Investigating changes in American English vocabulary over the last 40 years

embedded

(2000’s | bureaucratese | “accompanying,” “staff”)

LexisNexis doesn’t show any evidence that anyone used “embedded” to refer to war correspondents treated as part of military units before Donald Rumsfeld in 2003, so chalk this one up to the Bush administration. Before 2000, the word was available in figurative senses and used regularly in writing about finance, computer science, and the arts, and those uses persist. But Rumsfeld gave it a lasting and memorable twist, changing the face of journalism. (NPR recently created a series called “Embedded” in an effort to make respectable a term journalists have always been queasy about.)

It’s worth pausing over the meaning and implications of “embedded” in the Rumsfeldian sense. He presented the concept as a way to counter Iraqi war propaganda and give the lie to Saddam Hussein, a neat bit of misdirection. His real goal was giving the appearance of endorsing the freedom of the press to cover the war while placing restrictions on its ability to do so, and eliciting more favorable reporting by increasing the likelihood that the inkstained wretches would sympathize with the soldiers. These are classic examples of authoritarian strategy to blunt and curtail freedom, and Rumsfeld succeeded in feigning respect for the First Amendment while limiting the damage its free exercise might do to the war effort or his own reputation. Reporters fell into line when it became clear that the non-embedded would be subject to the same restrictions without comparable access to the military’s spokespersons. In 1968, of course, war correspondents did their work with or without cooperation from the authorities — but Vietnam taught the authorities to fear the press, and they have tried various means since then to constrain war reporting. Embedding is just the latest example.

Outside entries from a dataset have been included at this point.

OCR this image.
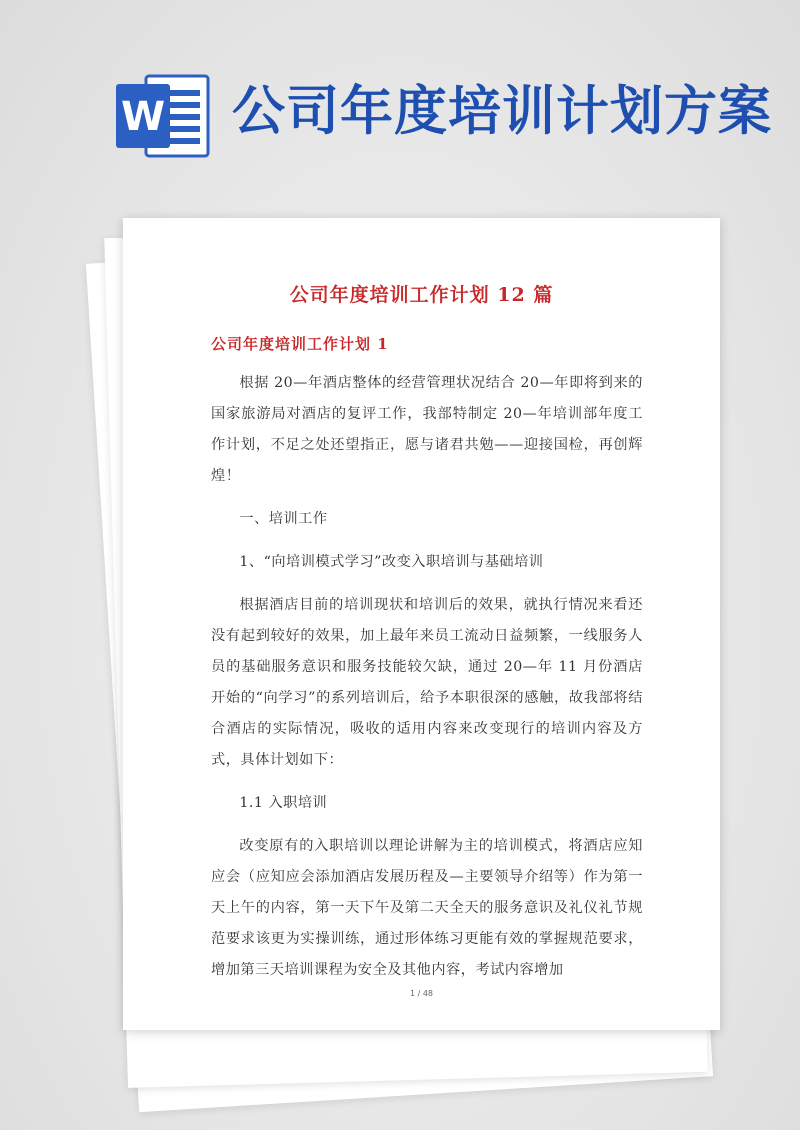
W 公司年度培训计划方案
公司年度培训工作计划 12 篇
公司年度培训工作计划 1

根据 20—年酒店整体的经营管理状况结合 20—年即将到来的国家旅游局对酒店的复评工作，我部特制定 20—年培训部年度工作计划，不足之处还望指正，愿与诸君共勉——迎接国检，再创辉煌！

一、培训工作

1、“向培训模式学习”改变入职培训与基础培训

根据酒店目前的培训现状和培训后的效果，就执行情况来看还没有起到较好的效果，加上最年来员工流动日益频繁，一线服务人员的基础服务意识和服务技能较欠缺，通过 20—年 11 月份酒店开始的“向学习”的系列培训后，给予本职很深的感触，故我部将结合酒店的实际情况，吸收的适用内容来改变现行的培训内容及方式，具体计划如下：

1.1 入职培训

改变原有的入职培训以理论讲解为主的培训模式，将酒店应知应会（应知应会添加酒店发展历程及—主要领导介绍等）作为第一天上午的内容，第一天下午及第二天全天的服务意识及礼仪礼节规范要求该更为实操训练，通过形体练习更能有效的掌握规范要求，增加第三天培训课程为安全及其他内容，考试内容增加

1 / 48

Why “embedded,” anyway? There’s a passing resemblance to “embattled,” but more importantly, it lacks the possible connotations of “planted,” which sounds dishonest, or “ridealong,” which sounds frivolous, or “team,” which sounds mundane (the last two, being adjectives, lose some of the force of the past participle). Bringing in a less obvious word has advantages, such as avoiding prejudices built into more familiar or intuitive expressions. What “embedded” does connote in this sense is a bit of a mystery, though. Traditionally, the word was used to imply that something was firmly, even immovably, fixed in something else. In computer jargon, it often took on the sense of “built-in.” All very cozy, right? The timid correspondents, tucked securely in the benevolent bosom of the regiment, relaying only fair and honest progress reports to loyal Americans back home. The suspicion that embedded reporters are sell-outs has never been completely quieted, and that is partly because the word suggests that they passively accepted a compromised position imposed by someone else — they did not embed themselves; they were embedded. Before Rumsfeld, people did not get embedded in anything, except as the result of a horrible mishap. Now, if you’re a journalist, it’s part of the job.

Thanks one more time to lovely Liz from Queens, who so often proposes blog fodder but this time did it unawares, while discussing artists in the days before photography who went along on expeditions to paint whatever natives, flora and fauna, etc. they discovered, so there would be a visual record of exotic dwellers in other climes. When she described them as “embedded,” I realized right away that it was just the right word, and certainly a modern one. No way she (or anyone) would have used “embedded” that way thirty years ago.